I still think there's a problem in the above statement. In the data file you provided in a previous message, some lines lack the ' 333 ' substring. In such lines, the find() method will return -1, which (I think) is not what you want. Ex:

>>> item = '11111 22222 333 44444'
>>> item[:item.find(' 333 ')]
  '11111 22222'

>>> item = '11111 22222 44444'
>>> item[:item.find(' 333 ')]
  '11111 22222 4444'

Note that the last digit, "4", gets dropped. I *think* you want something like this:

  data = []
  posn = item.find(' 333 ')
  if posn != -1:
      data.append(item[:posn])
  else:
      data.append(...some other value...)


#data=st[split:]
print data

pres_out = ''
temp_out = ''
dtemp_out = ''
dir_out = ''
speed_out = ''

for line in data:
    elements=line.split(' ')

Do you really want to specify a SPACE character argument to split()?

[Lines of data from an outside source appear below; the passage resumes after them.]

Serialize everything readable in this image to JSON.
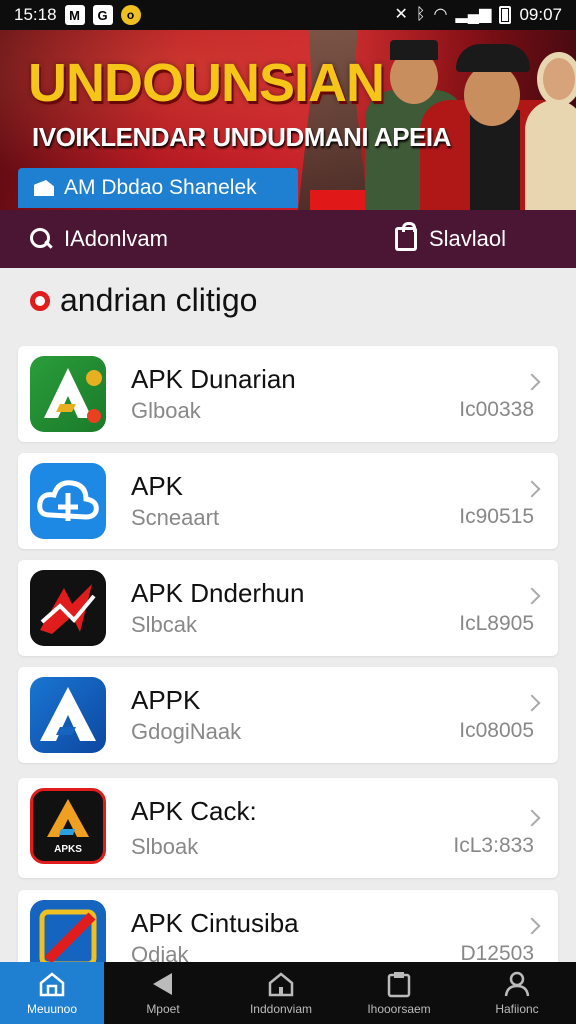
{
  "status": {
    "time_left": "15:18",
    "time_right": "09:07",
    "badge1": "M",
    "badge2": "G",
    "badge3": "o"
  },
  "banner": {
    "title": "UNDOUNSIAN",
    "subtitle": "IVOIKLENDAR UNDUDMANI APEIA",
    "chip_label": "AM Dbdao Shanelek"
  },
  "searchbar": {
    "left_label": "IAdonlvam",
    "right_label": "Slavlaol"
  },
  "section": {
    "title": "andrian clitigo"
  },
  "apps": [
    {
      "name": "APK Dunarian",
      "sub": "Glboak",
      "size": "Ic00338",
      "icon": "android-green-icon",
      "colors": [
        "#2a9d3a",
        "#e8b020"
      ]
    },
    {
      "name": "APK",
      "sub": "Scneaart",
      "size": "Ic90515",
      "icon": "cloud-download-icon",
      "colors": [
        "#1e88e5",
        "#ffffff"
      ]
    },
    {
      "name": "APK  Dnderhun",
      "sub": "Slbcak",
      "size": "IcL8905",
      "icon": "red-arrow-icon",
      "colors": [
        "#111111",
        "#e01c1c"
      ]
    },
    {
      "name": "APPK",
      "sub": "GdogiNaak",
      "size": "Ic08005",
      "icon": "blue-a-icon",
      "colors": [
        "#1565c0",
        "#ffffff"
      ]
    },
    {
      "name": "APK Cack:",
      "sub": "Slboak",
      "size": "IcL3:833",
      "icon": "apks-icon",
      "label": "APKS",
      "colors": [
        "#111111",
        "#f0a020"
      ]
    },
    {
      "name": "APK Cintusiba",
      "sub": "Odiak",
      "size": "D12503",
      "icon": "pencil-icon",
      "colors": [
        "#1565c0",
        "#e01c1c"
      ]
    }
  ],
  "nav": [
    {
      "label": "Meuunoo",
      "icon": "home-icon",
      "active": true
    },
    {
      "label": "Mpoet",
      "icon": "back-icon",
      "active": false
    },
    {
      "label": "Inddonviam",
      "icon": "house-icon",
      "active": false
    },
    {
      "label": "Ihooorsaem",
      "icon": "clipboard-icon",
      "active": false
    },
    {
      "label": "Hafiionc",
      "icon": "profile-icon",
      "active": false
    }
  ]
}
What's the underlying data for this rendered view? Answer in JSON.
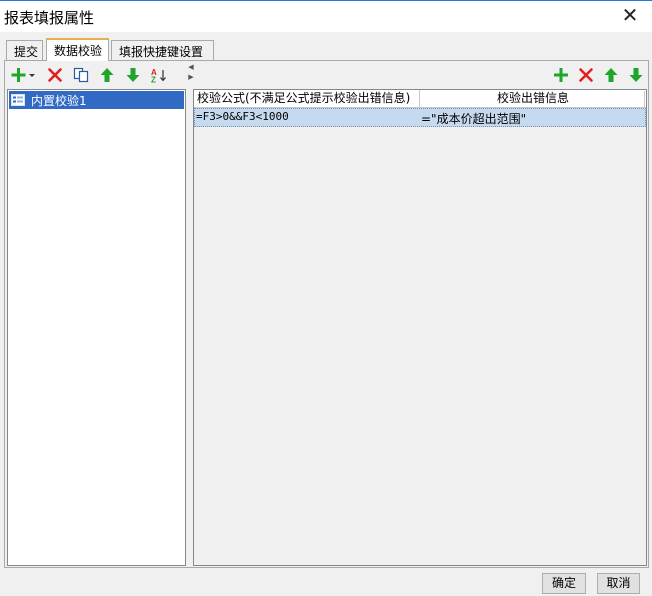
{
  "window": {
    "title": "报表填报属性",
    "close_glyph": "✕"
  },
  "tabs": [
    {
      "label": "提交"
    },
    {
      "label": "数据校验"
    },
    {
      "label": "填报快捷键设置"
    }
  ],
  "left_toolbar": {
    "icons": [
      "add-dropdown-icon",
      "delete-icon",
      "copy-icon",
      "move-up-icon",
      "move-down-icon",
      "sort-icon"
    ]
  },
  "left_list": {
    "items": [
      {
        "label": "内置校验1",
        "icon": "form-icon"
      }
    ]
  },
  "right_toolbar": {
    "icons": [
      "add-icon",
      "delete-icon",
      "move-up-icon",
      "move-down-icon"
    ]
  },
  "grid": {
    "headers": [
      "校验公式(不满足公式提示校验出错信息)",
      "校验出错信息"
    ],
    "rows": [
      {
        "formula": "=F3>0&&F3<1000",
        "message": "=\"成本价超出范围\""
      }
    ]
  },
  "buttons": {
    "ok": "确定",
    "cancel": "取消"
  },
  "colors": {
    "accent_green": "#1fa52a",
    "delete_red": "#e02020",
    "selection_blue": "#316ac5",
    "row_highlight": "#c5d9ef",
    "active_tab_border": "#e3b049"
  }
}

>>> 'aaa bbb    ccc'.split(' ')
  ['aaa', 'bbb', '', '', '', 'ccc']

>>> 'aaa bbb    ccc'.split()
  ['aaa', 'bbb', 'ccc']


    station_id = elements[0]
    try:
        index = ids.index(station_id)
        lat = lats[index]
        lon = lons[index]
        message_type = 'blah'
    except:

It's bad form to use a "bare except", which defines a code block to be executed if *anything* does wrong. You should specify what you're expecting to go wrong:

  except IndexError:

        print 'Station ID',station_id,'not in list!'
        lat = lon = 'NaN'
        message_type = 'Bad_station_id'

    try:
        temp = [item for item in elements if item.startswith('1')][0]
        temperature = float(temp[2:])/10
        sign = temp[1]
        if sign == 1:
            temperature=-temperature
    except:
        temperature='NaN'

What are expecting to go wrong (i.e. what exception might occur) in the above try/except code?


    try:
        dtemp = [item for item in elements if item.startswith('2')][0]
        dtemperature = float(dtemp[2:])/10
        sign = dtemp[1]
        if sign == 1:
            dtemperature=-dtemperature
    except:
        detemperature='NaN'
    try:
        press = [item for item in elements[2:] if item.startswith('4')][0]
        if press[1]=='9':
            pressure = float(press[1:])/10
        else:
            pressure = float(press[1:])/10+1000
    except:
        pressure = 'NaN'

    try:
        wind = elements[elements.index(temp)-1]
        direction = float(wind[1:3])*10
        speed = float(wind[3:])*0.514444444
    except:
        direction=speed='NaN'



newline = message_type+c+str(station_id)+c+newtime+c+lat+c+lon+c+'-9999'+c+'002'+c+'-9999'+c+'-9999'+c+str(pressure)+c

Try this:

  newline = c.join([message_type, str(station_id), newtime,
                   lat, lon, '-9999', '002',
                   '-9999', '-9999', str(pressure)]) + c

You can split a square-bracketed list onto multiple lines.